Threading (and synchronising memory access) is an interesting topic and worthy of discussion. I'm just not sure this article makes the subject any clearer.
You are right thread uses the cache memory ( which for clarity i have termed as local memory) , so the data is stale. Yes we can resolve by using the thread.sleep or block , but then if we have the luxury to make the other thread sleep.
John Brett wrote:
However, I'm not clear on what you're saying the problem is, and I'm not seeing any issues running the supplied code (debug or release).

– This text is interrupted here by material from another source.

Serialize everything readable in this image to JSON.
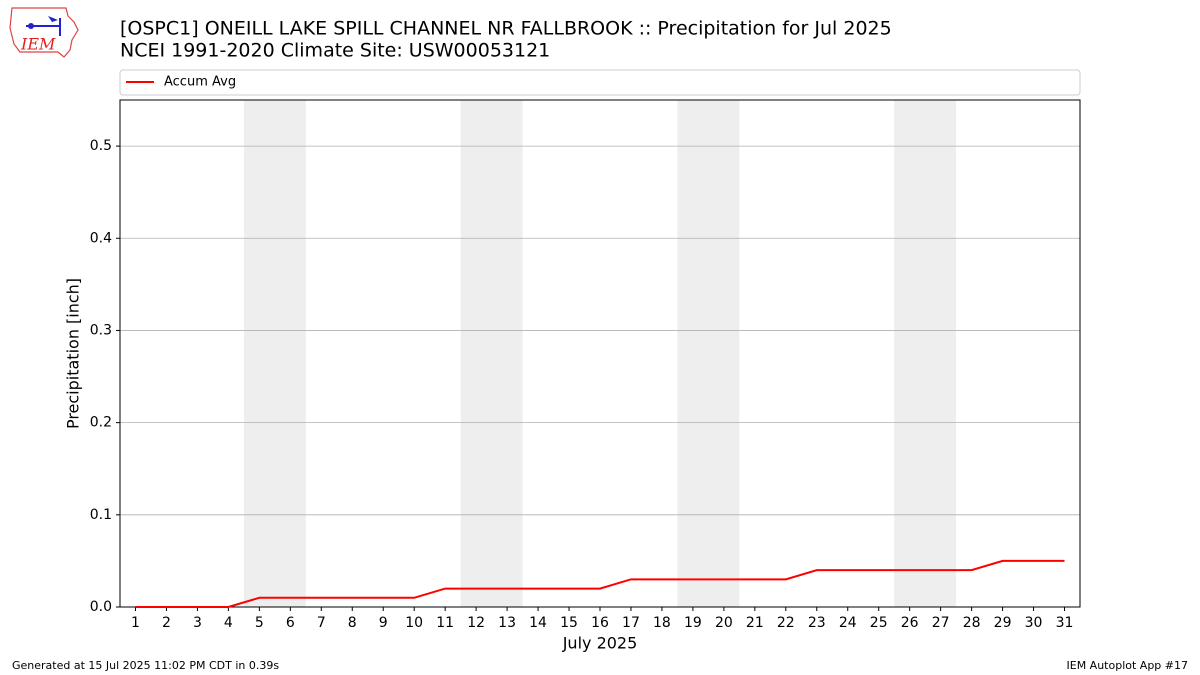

The code runs to completion (even if I add the necessary t1.Join() call in to block the main thread until the looping thread has had a chance to respond).
Do see my video at the last where i have run the complete code in release mode and the memory does not synch. I am not sure it should also reproduce at your end. Do not put sleep or block , then the cache and main memory gets synch and you will not be able to reproduce the problem.
Hi,
Interesting article, but I am wondering if there is not some sort of synchronisation mechanism between the main memory and the thread memory?
Maybe you can re-do the test but add a Sleep(0) call in you threading function?